As for my analysis, I tend to side by the argument that the resemblance in the setup of the two movies is coincidental. As is known, copyright law protects expression of ideas but not ideas per se. Here, the idea is similar but the expression is completely different. Legally, discussions over the idea-expression dichotomy have existed for a very long time. The courts in India, UK, USA and others have put forth their opinions that are akin in numerous landmark cases like Sheldon v. Metro-Goldwyn Pictures Corporation, Warner Bros. Pictures v. Columbia Broadcasting System, R.G.Anand v M/S Deluxe Films and Ors.et al. The courts acknowledged that where the same idea was developed in a different manner, similarities were unavoidable. However, there needed to be substantial similarities in the mode of expression of the works, for there to be a copyright infringement. The courts also relied upon the viewers’ judgement to decide if there was a copyright violation by saying, “one of the surest and the safest test to determine whether or not there has been a violation of copyright is to see if the reader, spectator or the viewer after having read or seen both the works is clearly of the opinion and gets an unmistakable impression that the subsequent work appears to be a copy of the original.”
To support my analysis, I shall quote the opinion of the courts that fits best to this scenario. “Where the theme is the same but is presented and treated differently so that the subsequent work becomes a completely new work, no question of violation of copyright arises.” The said movies Parasite and Minsara Kanna take completely different turns after establishing the one and only common similarity.

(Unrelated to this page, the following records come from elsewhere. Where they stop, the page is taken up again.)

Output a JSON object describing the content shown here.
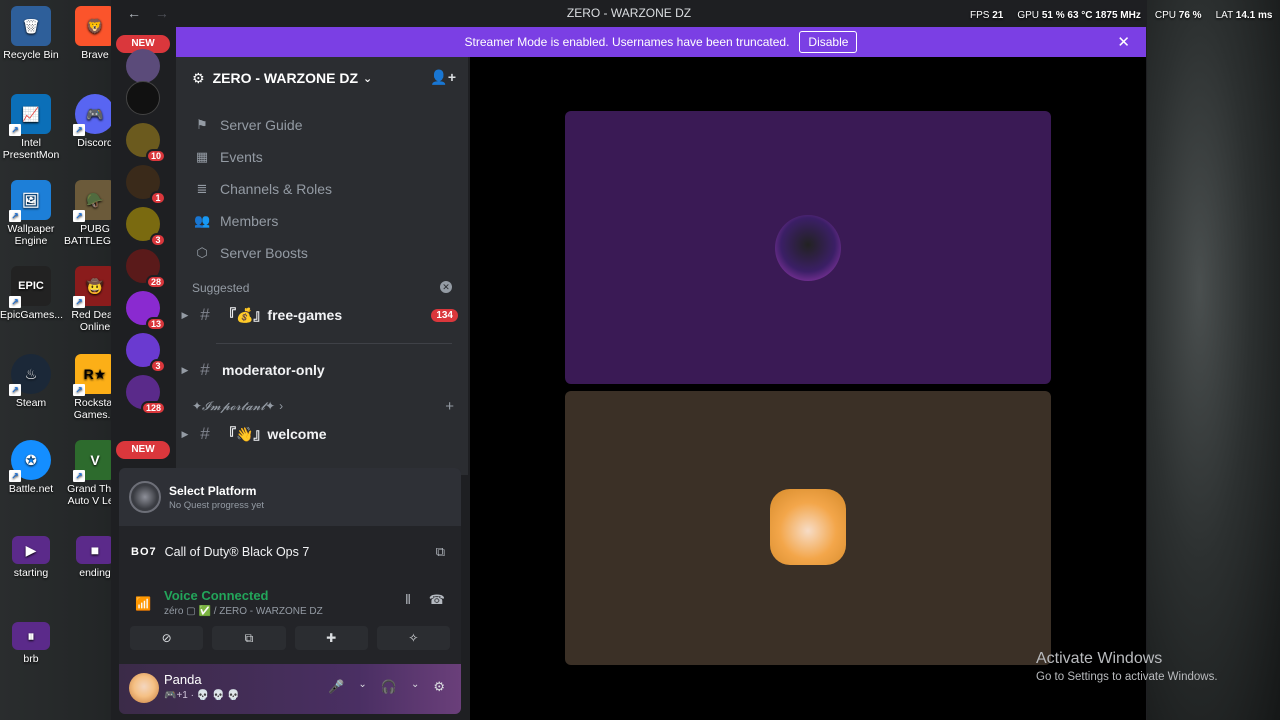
{
  "desktop": {
    "icons": [
      {
        "label": "Recycle Bin",
        "glyph": "🗑"
      },
      {
        "label": "Brave",
        "glyph": "🦁"
      },
      {
        "label": "Intel PresentMon",
        "glyph": "📈"
      },
      {
        "label": "Discord",
        "glyph": "🎮"
      },
      {
        "label": "Wallpaper Engine",
        "glyph": "🖼"
      },
      {
        "label": "PUBG BATTLEGR...",
        "glyph": "🪖"
      },
      {
        "label": "EpicGames...",
        "glyph": "EPIC"
      },
      {
        "label": "Red Dead Online",
        "glyph": "🤠"
      },
      {
        "label": "Steam",
        "glyph": "♨"
      },
      {
        "label": "Rockstar Games...",
        "glyph": "R★"
      },
      {
        "label": "Battle.net",
        "glyph": "✪"
      },
      {
        "label": "Grand Theft Auto V Le...",
        "glyph": "V"
      },
      {
        "label": "starting",
        "glyph": "▶"
      },
      {
        "label": "ending",
        "glyph": "■"
      },
      {
        "label": "brb",
        "glyph": "⏸"
      }
    ]
  },
  "overlay": {
    "fps_label": "FPS",
    "fps_value": "21",
    "gpu_label": "GPU",
    "gpu_value": "51 %  63 °C  1875 MHz",
    "cpu_label": "CPU",
    "cpu_value": "76 %",
    "lat_label": "LAT",
    "lat_value": "14.1 ms"
  },
  "window": {
    "title": "ZERO - WARZONE DZ",
    "back": "←",
    "forward": "→"
  },
  "banner": {
    "text": "Streamer Mode is enabled. Usernames have been truncated.",
    "disable_label": "Disable",
    "close": "✕"
  },
  "rail": {
    "new_label": "NEW",
    "servers": [
      {
        "badge": "",
        "color": "#5b4b7a"
      },
      {
        "badge": "",
        "color": "#111111"
      },
      {
        "badge": "10",
        "color": "#6b5a1e"
      },
      {
        "badge": "1",
        "color": "#3a2a1a"
      },
      {
        "badge": "3",
        "color": "#7a6a10"
      },
      {
        "badge": "28",
        "color": "#5a1a1a"
      },
      {
        "badge": "13",
        "color": "#8a2ad0"
      },
      {
        "badge": "3",
        "color": "#6a3ad0"
      },
      {
        "badge": "128",
        "color": "#5a2a8a"
      }
    ]
  },
  "sidebar": {
    "server_name": "ZERO - WARZONE DZ",
    "menu": [
      {
        "label": "Server Guide",
        "icon": "⚑"
      },
      {
        "label": "Events",
        "icon": "▦"
      },
      {
        "label": "Channels & Roles",
        "icon": "≣"
      },
      {
        "label": "Members",
        "icon": "👥"
      },
      {
        "label": "Server Boosts",
        "icon": "⬡"
      }
    ],
    "suggested_label": "Suggested",
    "channels": [
      {
        "name": "『💰』free-games",
        "count": "134"
      },
      {
        "name": "moderator-only",
        "count": ""
      }
    ],
    "category": "✦𝓘𝓶𝓹𝓸𝓻𝓽𝓪𝓷𝓽✦",
    "welcome": "『👋』welcome",
    "new_label": "NEW"
  },
  "quest": {
    "title": "Select Platform",
    "subtitle": "No Quest progress yet"
  },
  "game": {
    "logo": "BO7",
    "title": "Call of Duty® Black Ops 7"
  },
  "voice": {
    "title": "Voice Connected",
    "subtitle": "zéro ▢ ✅ / ZERO - WARZONE DZ"
  },
  "user": {
    "name": "Panda",
    "status": "🎮+1 · 💀 💀 💀"
  },
  "windows_watermark": {
    "line1": "Activate Windows",
    "line2": "Go to Settings to activate Windows."
  }
}
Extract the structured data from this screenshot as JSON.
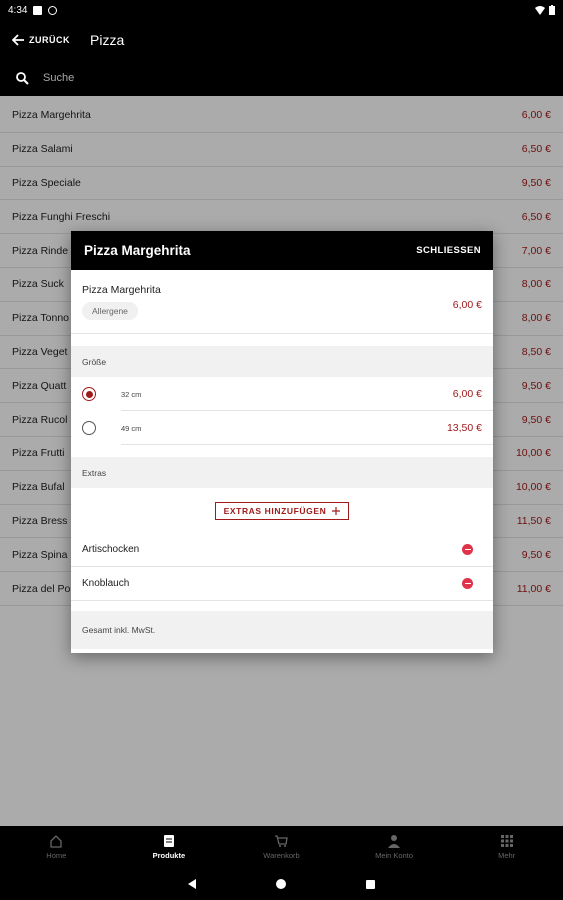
{
  "status_bar": {
    "time": "4:34"
  },
  "app_bar": {
    "back_label": "ZURÜCK",
    "title": "Pizza"
  },
  "search": {
    "placeholder": "Suche"
  },
  "products": [
    {
      "name": "Pizza Margehrita",
      "price": "6,00 €"
    },
    {
      "name": "Pizza Salami",
      "price": "6,50 €"
    },
    {
      "name": "Pizza Speciale",
      "price": "9,50 €"
    },
    {
      "name": "Pizza Funghi Freschi",
      "price": "6,50 €"
    },
    {
      "name": "Pizza Rinde",
      "price": "7,00 €"
    },
    {
      "name": "Pizza Suck",
      "price": "8,00 €"
    },
    {
      "name": "Pizza Tonno",
      "price": "8,00 €"
    },
    {
      "name": "Pizza Veget",
      "price": "8,50 €"
    },
    {
      "name": "Pizza Quatt",
      "price": "9,50 €"
    },
    {
      "name": "Pizza Rucol",
      "price": "9,50 €"
    },
    {
      "name": "Pizza Frutti",
      "price": "10,00 €"
    },
    {
      "name": "Pizza Bufal",
      "price": "10,00 €"
    },
    {
      "name": "Pizza Bress",
      "price": "11,50 €"
    },
    {
      "name": "Pizza Spina",
      "price": "9,50 €"
    },
    {
      "name": "Pizza del Po",
      "price": "11,00 €"
    }
  ],
  "modal": {
    "title": "Pizza Margehrita",
    "close_label": "SCHLIESSEN",
    "product_name": "Pizza Margehrita",
    "allergene_label": "Allergene",
    "product_price": "6,00 €",
    "size_section": "Größe",
    "sizes": [
      {
        "label": "32 cm",
        "price": "6,00 €",
        "selected": true
      },
      {
        "label": "49 cm",
        "price": "13,50 €",
        "selected": false
      }
    ],
    "extras_section": "Extras",
    "extras_button": "EXTRAS HINZUFÜGEN",
    "extras": [
      {
        "name": "Artischocken"
      },
      {
        "name": "Knoblauch"
      }
    ],
    "total_label": "Gesamt inkl. MwSt."
  },
  "bottom_nav": [
    {
      "label": "Home",
      "icon": "home-icon",
      "active": false
    },
    {
      "label": "Produkte",
      "icon": "products-icon",
      "active": true
    },
    {
      "label": "Warenkorb",
      "icon": "cart-icon",
      "active": false
    },
    {
      "label": "Mein Konto",
      "icon": "account-icon",
      "active": false
    },
    {
      "label": "Mehr",
      "icon": "more-grid-icon",
      "active": false
    }
  ],
  "colors": {
    "accent": "#a11a1a",
    "remove": "#e0334a"
  }
}
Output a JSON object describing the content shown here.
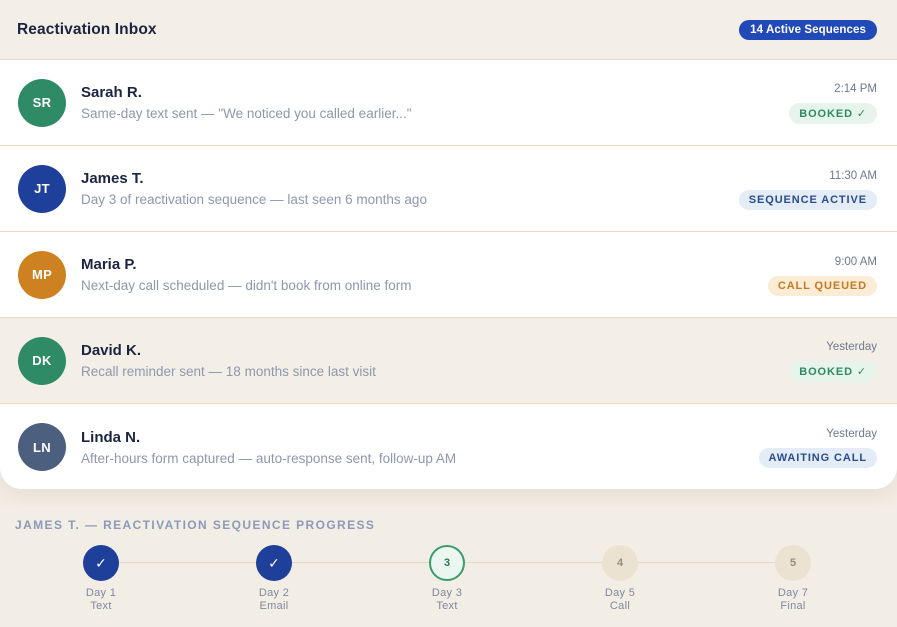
{
  "inbox": {
    "title": "Reactivation Inbox",
    "badge": "14 Active Sequences",
    "rows": [
      {
        "initials": "SR",
        "name": "Sarah R.",
        "desc": "Same-day text sent — \"We noticed you called earlier...\"",
        "time": "2:14 PM",
        "status": "BOOKED ✓",
        "avatar_color": "#2f8a66",
        "status_bg": "#e6f4ec",
        "status_color": "#2f8a5f",
        "highlight": false
      },
      {
        "initials": "JT",
        "name": "James T.",
        "desc": "Day 3 of reactivation sequence — last seen 6 months ago",
        "time": "11:30 AM",
        "status": "SEQUENCE ACTIVE",
        "avatar_color": "#1e3f9a",
        "status_bg": "#e4ecf8",
        "status_color": "#2a4c8f",
        "highlight": false
      },
      {
        "initials": "MP",
        "name": "Maria P.",
        "desc": "Next-day call scheduled — didn't book from online form",
        "time": "9:00 AM",
        "status": "CALL QUEUED",
        "avatar_color": "#cd8120",
        "status_bg": "#fbecd6",
        "status_color": "#c67a1f",
        "highlight": false
      },
      {
        "initials": "DK",
        "name": "David K.",
        "desc": "Recall reminder sent — 18 months since last visit",
        "time": "Yesterday",
        "status": "BOOKED ✓",
        "avatar_color": "#2f8a66",
        "status_bg": "#e6f4ec",
        "status_color": "#2f8a5f",
        "highlight": true
      },
      {
        "initials": "LN",
        "name": "Linda N.",
        "desc": "After-hours form captured — auto-response sent, follow-up AM",
        "time": "Yesterday",
        "status": "AWAITING CALL",
        "avatar_color": "#4d5f7e",
        "status_bg": "#e4ecf8",
        "status_color": "#2a4c8f",
        "highlight": false
      }
    ]
  },
  "progress": {
    "title": "JAMES T. — REACTIVATION SEQUENCE PROGRESS",
    "steps": [
      {
        "mark": "✓",
        "day": "Day 1",
        "label": "Text",
        "state": "done"
      },
      {
        "mark": "✓",
        "day": "Day 2",
        "label": "Email",
        "state": "done"
      },
      {
        "mark": "3",
        "day": "Day 3",
        "label": "Text",
        "state": "current"
      },
      {
        "mark": "4",
        "day": "Day 5",
        "label": "Call",
        "state": "pending"
      },
      {
        "mark": "5",
        "day": "Day 7",
        "label": "Final",
        "state": "pending"
      }
    ]
  }
}
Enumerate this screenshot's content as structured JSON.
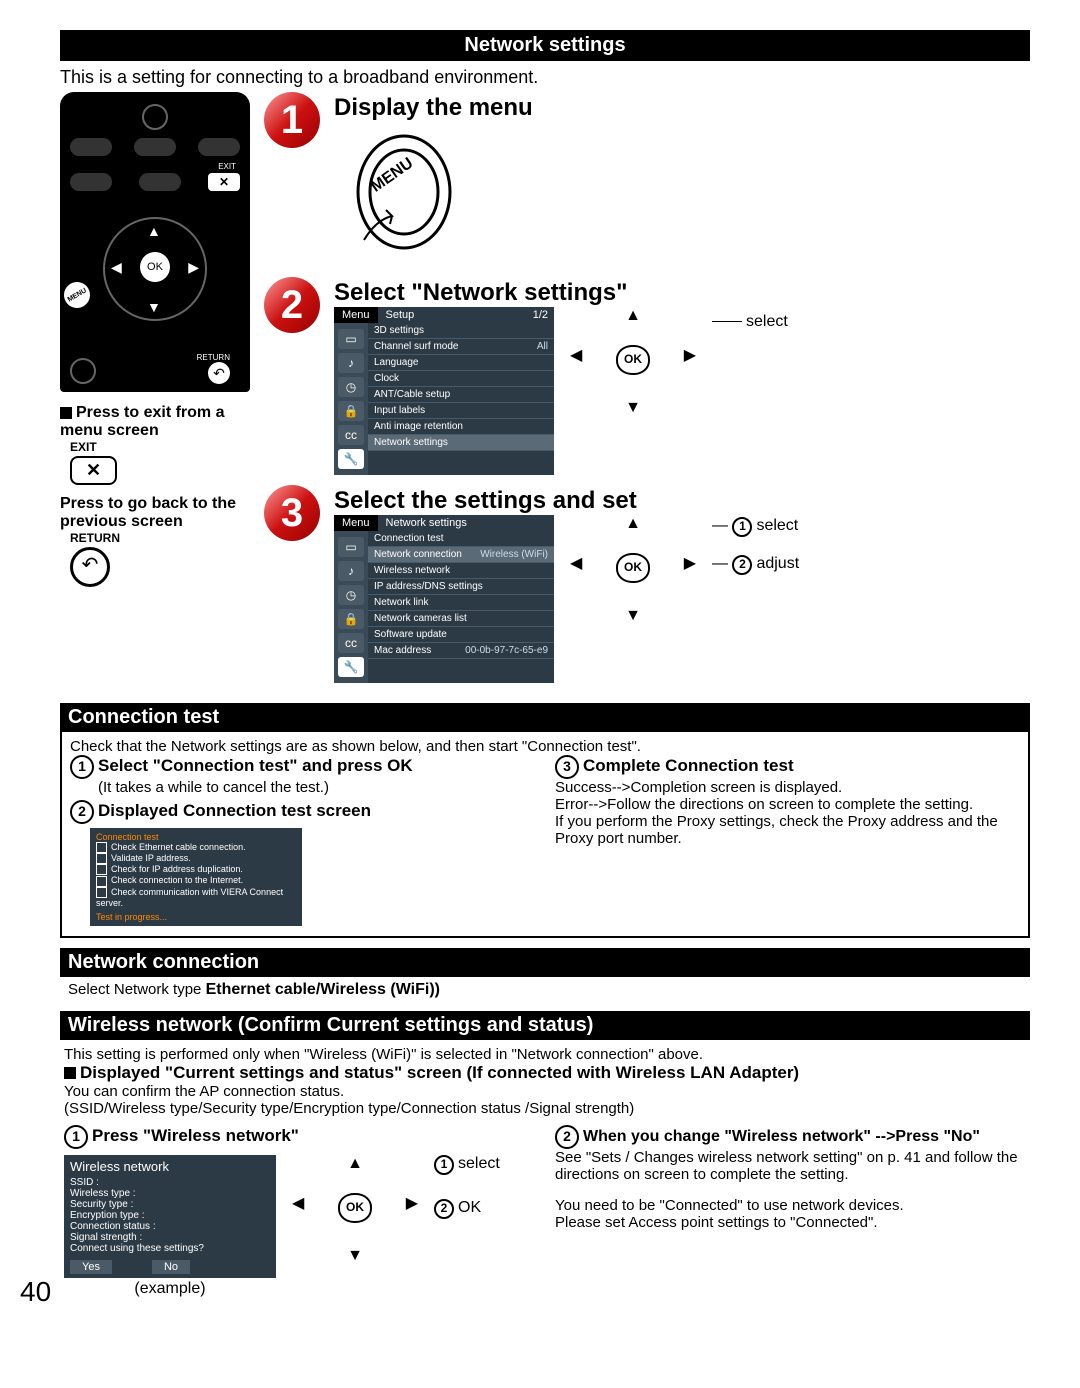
{
  "pageNumber": "40",
  "titleBar": "Network settings",
  "intro": "This is a setting for connecting to a broadband environment.",
  "remote": {
    "exitSmallLabel": "EXIT",
    "okLabel": "OK",
    "returnSmallLabel": "RETURN",
    "menuBadge": "MENU"
  },
  "hints": {
    "exitTitle": "Press to exit from a menu screen",
    "exitLabel": "EXIT",
    "backTitle": "Press to go back to the previous screen",
    "returnLabel": "RETURN"
  },
  "step1": {
    "num": "1",
    "title": "Display the menu",
    "buttonWord": "MENU"
  },
  "step2": {
    "num": "2",
    "title": "Select \"Network settings\"",
    "menuTab": "Menu",
    "setupTab": "Setup",
    "page": "1/2",
    "items": [
      "3D settings",
      "Channel surf mode",
      "Language",
      "Clock",
      "ANT/Cable setup",
      "Input labels",
      "Anti image retention",
      "Network settings"
    ],
    "surfValue": "All",
    "dpadLabel": "select",
    "ok": "OK"
  },
  "step3": {
    "num": "3",
    "title": "Select the settings and set",
    "menuTab": "Menu",
    "netTab": "Network settings",
    "items": [
      "Connection test",
      "Network connection",
      "Wireless network",
      "IP address/DNS settings",
      "Network link",
      "Network cameras list",
      "Software update",
      "Mac address"
    ],
    "netConnVal": "Wireless (WiFi)",
    "macVal": "00-0b-97-7c-65-e9",
    "label1": "select",
    "label2": "adjust",
    "ok": "OK"
  },
  "connTest": {
    "bar": "Connection test",
    "intro": "Check that the Network settings are as shown below, and then start \"Connection test\".",
    "s1": "Select \"Connection test\" and press OK",
    "s1note": "(It takes a while to cancel the test.)",
    "s2": "Displayed Connection test screen",
    "box": {
      "title": "Connection test",
      "lines": [
        "Check Ethernet cable connection.",
        "Validate IP address.",
        "Check for IP address duplication.",
        "Check connection to the Internet.",
        "Check communication with VIERA Connect server."
      ],
      "progress": "Test in progress..."
    },
    "s3": "Complete Connection test",
    "r1": "Success-->Completion screen is displayed.",
    "r2": "Error-->Follow the directions on screen to complete the setting.",
    "r3": "If you perform the Proxy settings, check the Proxy address and the Proxy port number."
  },
  "netConn": {
    "bar": "Network connection",
    "line": "Select Network type ",
    "bold": "Ethernet cable/Wireless (WiFi))"
  },
  "wireless": {
    "bar": "Wireless network (Confirm Current settings and status)",
    "line1": "This setting is performed only when \"Wireless (WiFi)\" is selected in \"Network connection\" above.",
    "line2": "Displayed \"Current settings and status\" screen (If connected with Wireless LAN Adapter)",
    "line3": "You can confirm the AP connection status.",
    "line4": "(SSID/Wireless type/Security type/Encryption type/Connection status /Signal strength)",
    "s1": "Press \"Wireless network\"",
    "box": {
      "title": "Wireless network",
      "rows": [
        "SSID :",
        "Wireless type :",
        "Security type :",
        "Encryption type :",
        "Connection status :",
        "Signal strength :",
        "Connect using these settings?"
      ],
      "yes": "Yes",
      "no": "No"
    },
    "exampleLabel": "(example)",
    "dpadSel": "select",
    "dpadOk": "OK",
    "ok": "OK",
    "s2": "When you change \"Wireless network\" -->Press \"No\"",
    "r1": "See \"Sets / Changes wireless network setting\" on p. 41 and follow the directions on screen to complete the setting.",
    "r2": "You need to be \"Connected\" to use network devices.",
    "r3": "Please set Access point settings to \"Connected\"."
  }
}
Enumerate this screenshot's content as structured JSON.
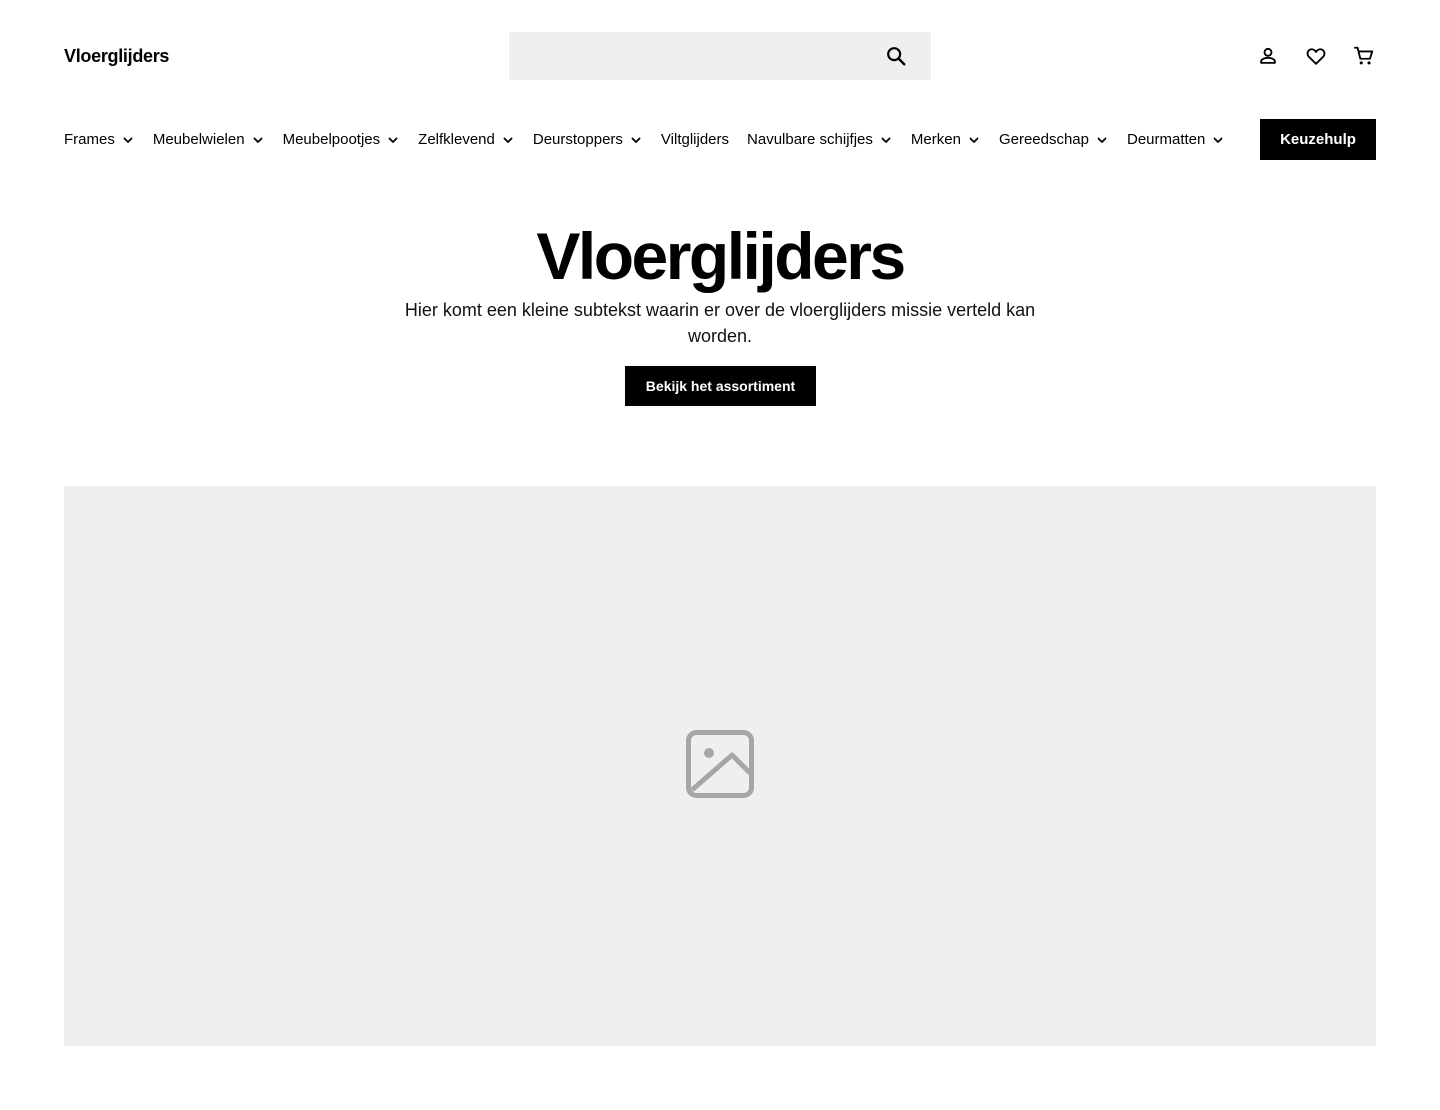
{
  "brand": {
    "name": "Vloerglijders"
  },
  "search": {
    "placeholder": "",
    "value": "",
    "icon": "search-icon"
  },
  "header_icons": [
    "account-icon",
    "heart-icon",
    "cart-icon"
  ],
  "nav": {
    "items": [
      {
        "label": "Frames",
        "has_dropdown": true
      },
      {
        "label": "Meubelwielen",
        "has_dropdown": true
      },
      {
        "label": "Meubelpootjes",
        "has_dropdown": true
      },
      {
        "label": "Zelfklevend",
        "has_dropdown": true
      },
      {
        "label": "Deurstoppers",
        "has_dropdown": true
      },
      {
        "label": "Viltglijders",
        "has_dropdown": false
      },
      {
        "label": "Navulbare schijfjes",
        "has_dropdown": true
      },
      {
        "label": "Merken",
        "has_dropdown": true
      },
      {
        "label": "Gereedschap",
        "has_dropdown": true
      },
      {
        "label": "Deurmatten",
        "has_dropdown": true
      }
    ],
    "cta_label": "Keuzehulp"
  },
  "hero": {
    "title": "Vloerglijders",
    "subtitle": "Hier komt een kleine subtekst waarin er over de vloerglijders missie verteld kan worden.",
    "button_label": "Bekijk het assortiment"
  },
  "media": {
    "icon": "image-placeholder-icon"
  },
  "colors": {
    "primary": "#000000",
    "background": "#ffffff",
    "surface": "#efefef",
    "icon_muted": "#a6a6a6"
  }
}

Taking it from the perspective of filmmaking and story-telling, a family entering another family incognito is not a story, but a narrative trope. This is called a ‘Trojan Horse Trope’. For people familiar with the story of Mahabharata, the 4th book called Virata Parva discussed the story of pandavas who spent the 13th year of exile incognito in the city of Virata. It was to fulfil one of the most crucial conditions of their exile that stated that if they were recognized in the 13th year of exile while living incognito, they would have to spend another 12 years in exile. The similarity in tropes is uncanny whether we speak of Mahabharata or Minsara Kanna or Parasite. However, one cannot deny that these are extremely different stories, dealing with and highlighting extremely different scenarios. Similar tropes can be envisioned and developed into different stories by writers. Therefore, in my opinion, the people arguing that the Oscar award winning film is actually a pale imitation of the Tamil film need more rationale to justify their argument than relying merely on the basic outline. Where Parasite is a movie that highlights universal class struggle, Minsara Kanna reinforces and justifies patriarchal values. However, in case there is a legal battle between PL Thenappa and Bong Joon-Ho on claims of copyright over the movies, it will indeed be an interesting one to witness. I, personally, would be hanging between showing my loyalty to a movie that is a product of my national film industry and the movie where the story steals the show hands-down and is in general more entertaining to watch. Quite a tough choice to make! Sigh!